Requirements on banks' liabilities towards foreign lenders will rise to 8.5 percent from 7.0 percent from Sept. 1. On rouble retail deposits they will increase to 5.5 percent from 5.0 percent and on other liabilities to 6.0 percent from 5.5.

This is the second increase in just over two months, as the central bank battles to rein in inflation running at around 15 percent on an annualised basis so far this year.

"It's not a surprise. The central bank is...making another step towards tightening monetary policy.
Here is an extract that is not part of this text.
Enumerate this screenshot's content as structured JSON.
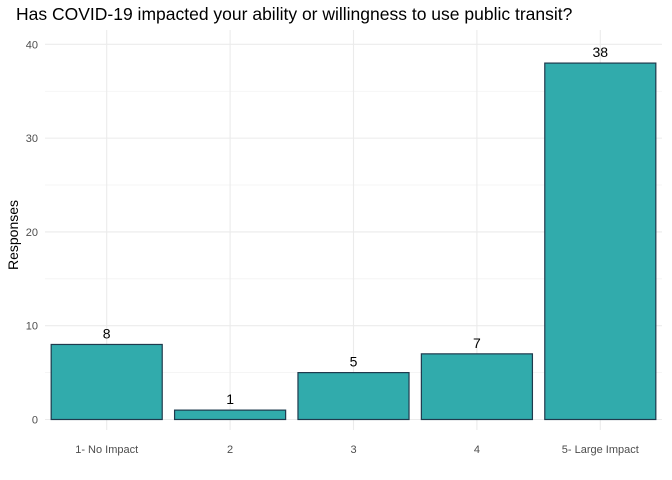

From the three options -- appreciating the rouble, hiking interest rates and raising the reserve requirements -- it's choosing probably the least painful one," said Stanislav Ponomarenko, head of research for Russia at ING.
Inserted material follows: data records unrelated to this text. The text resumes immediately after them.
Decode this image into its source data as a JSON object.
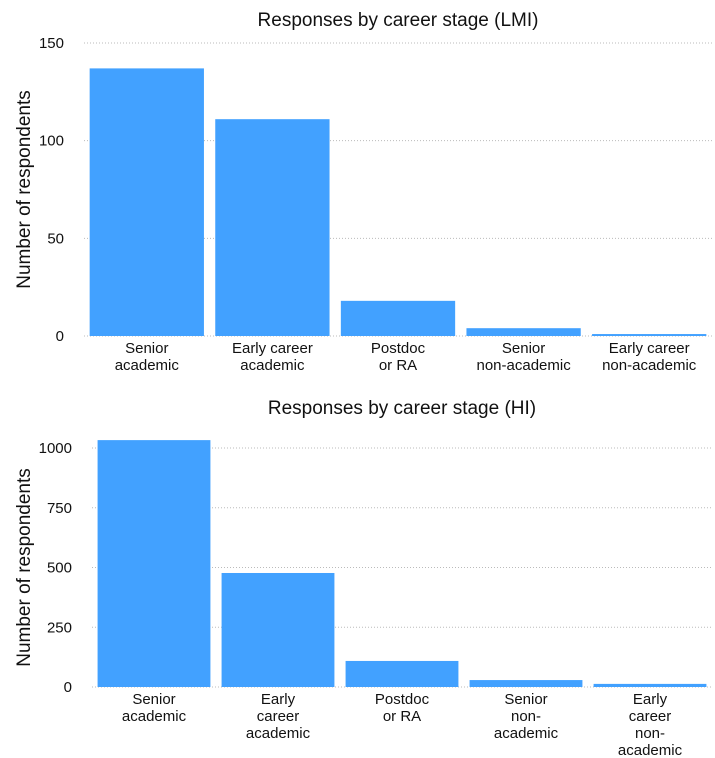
{
  "chart_data": [
    {
      "type": "bar",
      "title": "Responses by career stage (LMI)",
      "y_label": "Number of respondents",
      "categories": [
        [
          "Senior",
          "academic"
        ],
        [
          "Early career",
          "academic"
        ],
        [
          "Postdoc",
          "or RA"
        ],
        [
          "Senior",
          "non-academic"
        ],
        [
          "Early career",
          "non-academic"
        ]
      ],
      "values": [
        137,
        111,
        18,
        4,
        1
      ],
      "color": "#42a1ff",
      "ylim": [
        0,
        150
      ],
      "yticks": [
        0,
        50,
        100,
        150
      ],
      "grid": true
    },
    {
      "type": "bar",
      "title": "Responses by career stage (HI)",
      "y_label": "Number of respondents",
      "categories": [
        [
          "Senior",
          "academic"
        ],
        [
          "Early",
          "career",
          "academic"
        ],
        [
          "Postdoc",
          "or RA"
        ],
        [
          "Senior",
          "non-",
          "academic"
        ],
        [
          "Early",
          "career",
          "non-",
          "academic"
        ]
      ],
      "values": [
        1033,
        477,
        109,
        29,
        13
      ],
      "color": "#42a1ff",
      "ylim": [
        0,
        1000
      ],
      "yticks": [
        0,
        250,
        500,
        750,
        1000
      ],
      "grid": true
    }
  ]
}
"It's noticeable that again the biggest increase is for reserves related to external borrowing...This capital inflow is one of the key sources of liquidity in the system and thus it (the central bank) is trying to limit it, to destimulate banks from borrowing externally."

The central bank also said it would raise reserves averaging ratio -- which allows banks to spread their reserves over time and even out periods of excess and scarce liquidity -- to 0.55 from 0.50.

Mandatory reserve requirements are the money the banks should set aside, and thus raising them limits the cash available in the system and potentially curbs price rises.

The Economy Ministry said this week it expected inflation for 2008 as a whole at 11.8 percent, hoping that a good harvest this summer would push prices lower, but analysts polled by Reuters forecast a rate of 13.2 percent.

ING's Ponomarenko said the central bank would probably now wait for the August and September inflation figures, but if these did not show tamed prices then further monetary tightening was likely to follow.

Braced for inflows

The news comes as Russian firms continue to seek funding, with some eyeing acquisition opportunities at home or abroad.

Russia's largest bank Sberbank SBER03.MM is in talks about securing a $1 billion, five-year syndicated loan, while Vnesheconombank (VEB) is looking to secure a $500 million loan and oil major LUKOIL LKOH.MM is also thinking of borrowing money, banking sources have said this week.

Central bank's first deputy chairman Alexei Ulyukayev said this week that net capital inflow is likely to hit $40 billion for the year as a whole, despite an outflow of $2.4 billion in the first five months.

"This is a signal that the central bank expects an inflow of capital, and this decision reflects their decisiveness in fighting inflation," said Natalia Orlova, analyst at Alfa Bank.

The central bank's inflation-fighting arsenal also includes the rouble -- held in a managed float against a dollar/euro basket -- and interest rates.

So far this year it has raised rates four times, taking the key repo rate to 7.0 percent in July. But with overnight interbank borrowing costs MOSPRIME at around 4.5 percent, few institutions regularly borrow from the central bank, limiting the effect of its rate hikes on inflation.

Rouble appreciation is arguably a better tool, but the central bank is reluctant to let it strengthen too much due to fears of speculative capital inflows.

So far in 2008, the central bank has allowed the rouble to strengthen by around 1.02 percent against the 0.55 dollar 0.45 euro basket, and economists forecast another 0.5 percent appreciation by year-end.

The central bank estimates that a 1 percent appreciation of the rouble shaves 0.4 percentage points off inflation.